What little-known agency occupies the third-largest federal facility in the Washington, D.C., area (after the Pentagon and the Ronald Reagan building)? Last year, the National Geospatial-Intelligence Agency (NGA), part of the Department of Defense, moved into the 2.77 million-square-foot NGA Campus East (NCE), a newly constructed complex on Fort Belvoir North Area in Springfield, Virginia. The U.S. Army Corps of Engineers began construction of the new, LEED Gold–certified campus in September 2007. According to NGA Director Letitia Long, the agency “was intimately involved in all facets of the design from the earliest stages, meaning that the campus is purpose built to enable the workforce to deliver better geospatial intelligence (GEOINT).”
The agency’s primary mission is to collect, analyze and distribute GEOINT—which it defines as “the exploitation of imagery, imagery intelligence and geospatial data to describe, assess and depict features and activities and their location on the Earth”—in support of national security as well as humanitarian assistance and disaster relief. Formerly known as the National Imagery and Mapping Agency, the NGA is a key component of the U.S. Intelligence Community, a cooperative federation of 16 government agencies that work both separately and together.

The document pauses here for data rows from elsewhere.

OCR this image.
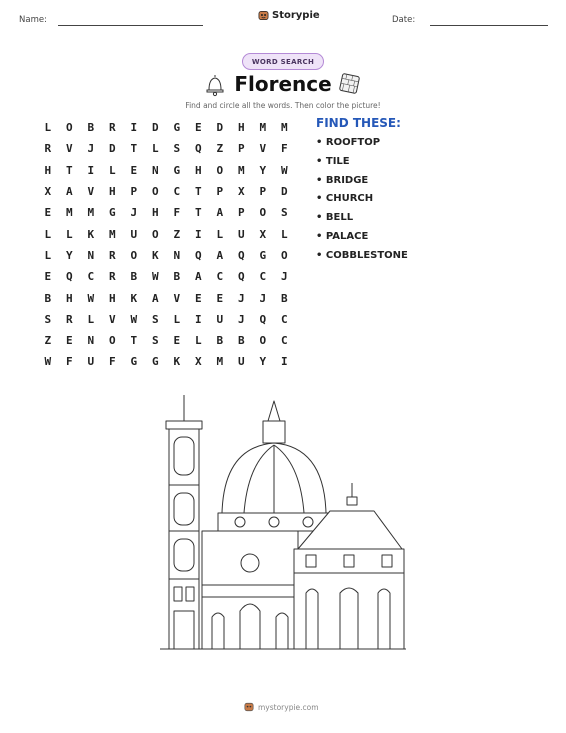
Name:	Storypie	Date:
WORD SEARCH
Florence
Find and circle all the words. Then color the picture!
L	O	B	R	I	D	G	E	D	H	M	M
R	V	J	D	T	L	S	Q	Z	P	V	F
H	T	I	L	E	N	G	H	O	M	Y	W
X	A	V	H	P	O	C	T	P	X	P	D
E	M	M	G	J	H	F	T	A	P	O	S
L	L	K	M	U	O	Z	I	L	U	X	L
L	Y	N	R	O	K	N	Q	A	Q	G	O
E	Q	C	R	B	W	B	A	C	Q	C	J
B	H	W	H	K	A	V	E	E	J	J	B
S	R	L	V	W	S	L	I	U	J	Q	C
Z	E	N	O	T	S	E	L	B	B	O	C
W	F	U	F	G	G	K	X	M	U	Y	I
FIND THESE:
• ROOFTOP
• TILE
• BRIDGE
• CHURCH
• BELL
• PALACE
• COBBLESTONE
mystorypie.com
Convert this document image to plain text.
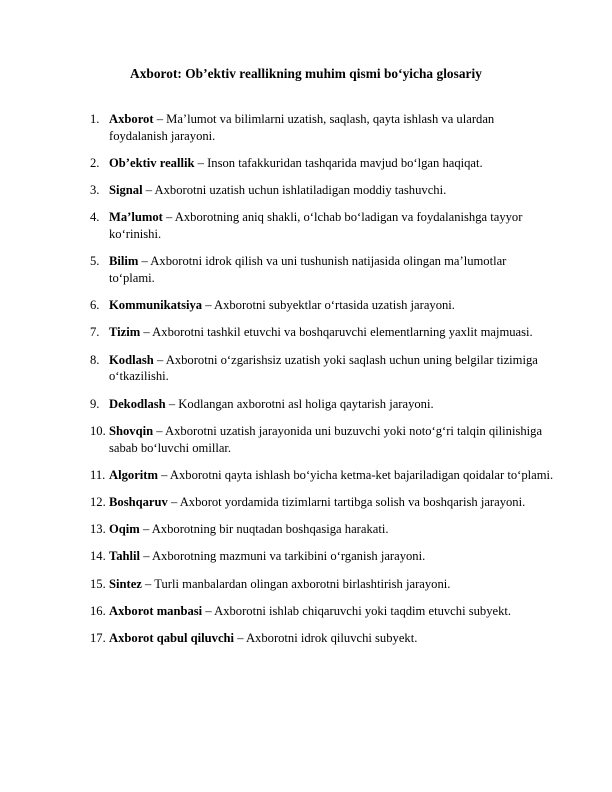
Axborot: Ob’ektiv reallikning muhim qismi bo‘yicha glosariy
1. Axborot – Ma’lumot va bilimlarni uzatish, saqlash, qayta ishlash va ulardan foydalanish jarayoni.
2. Ob’ektiv reallik – Inson tafakkuridan tashqarida mavjud bo‘lgan haqiqat.
3. Signal – Axborotni uzatish uchun ishlatiladigan moddiy tashuvchi.
4. Ma’lumot – Axborotning aniq shakli, o‘lchab bo‘ladigan va foydalanishga tayyor ko‘rinishi.
5. Bilim – Axborotni idrok qilish va uni tushunish natijasida olingan ma’lumotlar to‘plami.
6. Kommunikatsiya – Axborotni subyektlar o‘rtasida uzatish jarayoni.
7. Tizim – Axborotni tashkil etuvchi va boshqaruvchi elementlarning yaxlit majmuasi.
8. Kodlash – Axborotni o‘zgarishsiz uzatish yoki saqlash uchun uning belgilar tizimiga o‘tkazilishi.
9. Dekodlash – Kodlangan axborotni asl holiga qaytarish jarayoni.
10. Shovqin – Axborotni uzatish jarayonida uni buzuvchi yoki noto‘g‘ri talqin qilinishiga sabab bo‘luvchi omillar.
11. Algoritm – Axborotni qayta ishlash bo‘yicha ketma-ket bajariladigan qoidalar to‘plami.
12. Boshqaruv – Axborot yordamida tizimlarni tartibga solish va boshqarish jarayoni.
13. Oqim – Axborotning bir nuqtadan boshqasiga harakati.
14. Tahlil – Axborotning mazmuni va tarkibini o‘rganish jarayoni.
15. Sintez – Turli manbalardan olingan axborotni birlashtirish jarayoni.
16. Axborot manbasi – Axborotni ishlab chiqaruvchi yoki taqdim etuvchi subyekt.
17. Axborot qabul qiluvchi – Axborotni idrok qiluvchi subyekt.
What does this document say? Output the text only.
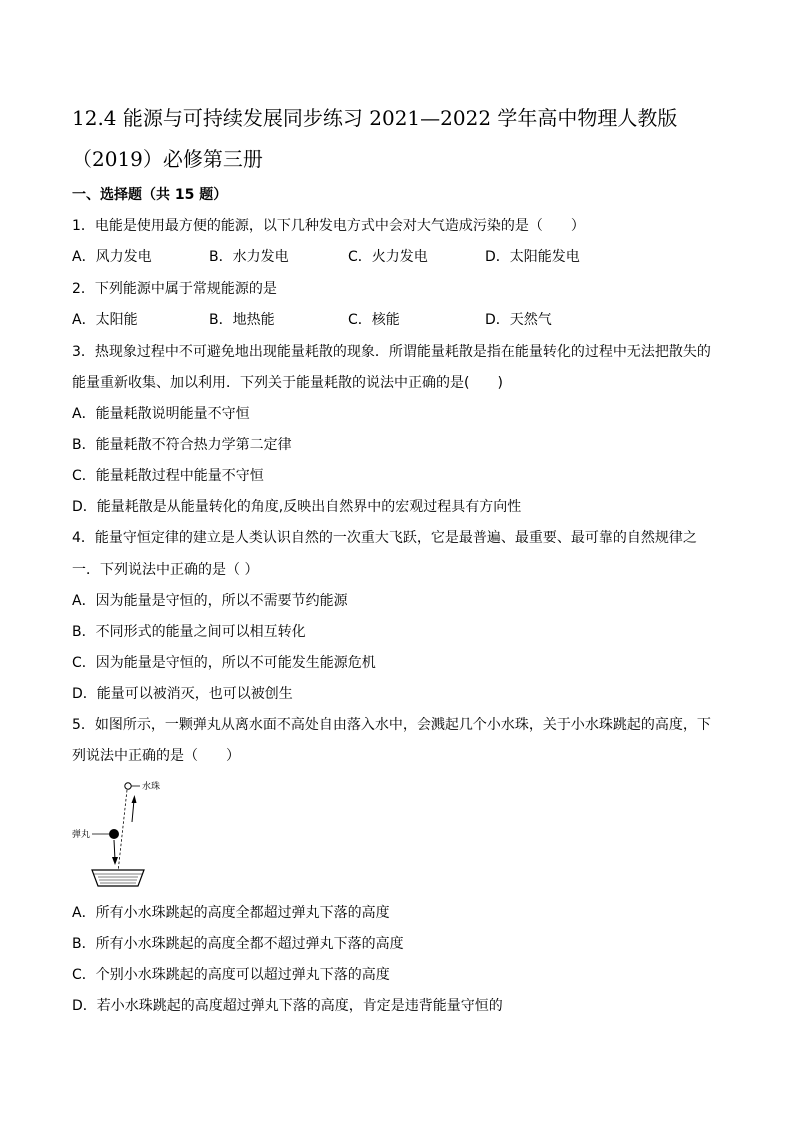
12.4 能源与可持续发展同步练习 2021—2022 学年高中物理人教版
（2019）必修第三册
一、选择题（共 15 题）
1．电能是使用最方便的能源，以下几种发电方式中会对大气造成污染的是（　　）
A．风力发电	B．水力发电	C．火力发电	D．太阳能发电
2．下列能源中属于常规能源的是
A．太阳能	B．地热能	C．核能	D．天然气
3．热现象过程中不可避免地出现能量耗散的现象．所谓能量耗散是指在能量转化的过程中无法把散失的
能量重新收集、加以利用．下列关于能量耗散的说法中正确的是(　　)
A．能量耗散说明能量不守恒
B．能量耗散不符合热力学第二定律
C．能量耗散过程中能量不守恒
D．能量耗散是从能量转化的角度,反映出自然界中的宏观过程具有方向性
4．能量守恒定律的建立是人类认识自然的一次重大飞跃，它是最普遍、最重要、最可靠的自然规律之
一．下列说法中正确的是（ ）
A．因为能量是守恒的，所以不需要节约能源
B．不同形式的能量之间可以相互转化
C．因为能量是守恒的，所以不可能发生能源危机
D．能量可以被消灭，也可以被创生
5．如图所示，一颗弹丸从离水面不高处自由落入水中，会溅起几个小水珠，关于小水珠跳起的高度，下
列说法中正确的是（　　）
水珠
弹丸
A．所有小水珠跳起的高度全都超过弹丸下落的高度
B．所有小水珠跳起的高度全都不超过弹丸下落的高度
C．个别小水珠跳起的高度可以超过弹丸下落的高度
D．若小水珠跳起的高度超过弹丸下落的高度，肯定是违背能量守恒的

White House and military officials credited the NGA with providing crucial information in support of the operation in which Osama bin Laden was killed. The agency’s budget is classified.
The NGA was headquartered in Bethesda, Maryland, until September 2011, when it consolidated its major East Coast operations and facilities at NCE, in a move authorized by the 2005 BRAC. The five-building facility consists of a visitor control center, a 5,100-space parking garage, the main office building, a technology center, and a central utility plant. The main building consists of two eight-story wings that are each 900 feet long by 130 feet wide, roughly the size of two aircraft carriers parked side by side. The wings, which are connected by a 500-foot-long, 120-foot-wide atrium with a roof made out of the same lightweight, translucent material used on the Beijing Olympic Water Cube, are broken into five color-coded neighborhoods to ease navigation through the enormous building. The facility now houses 8,500 NGA employees—including government civilians, members of the military, and contractors—who make up about two-thirds of the agency’s workforce; the remaining third are based at two St. Louis facilities.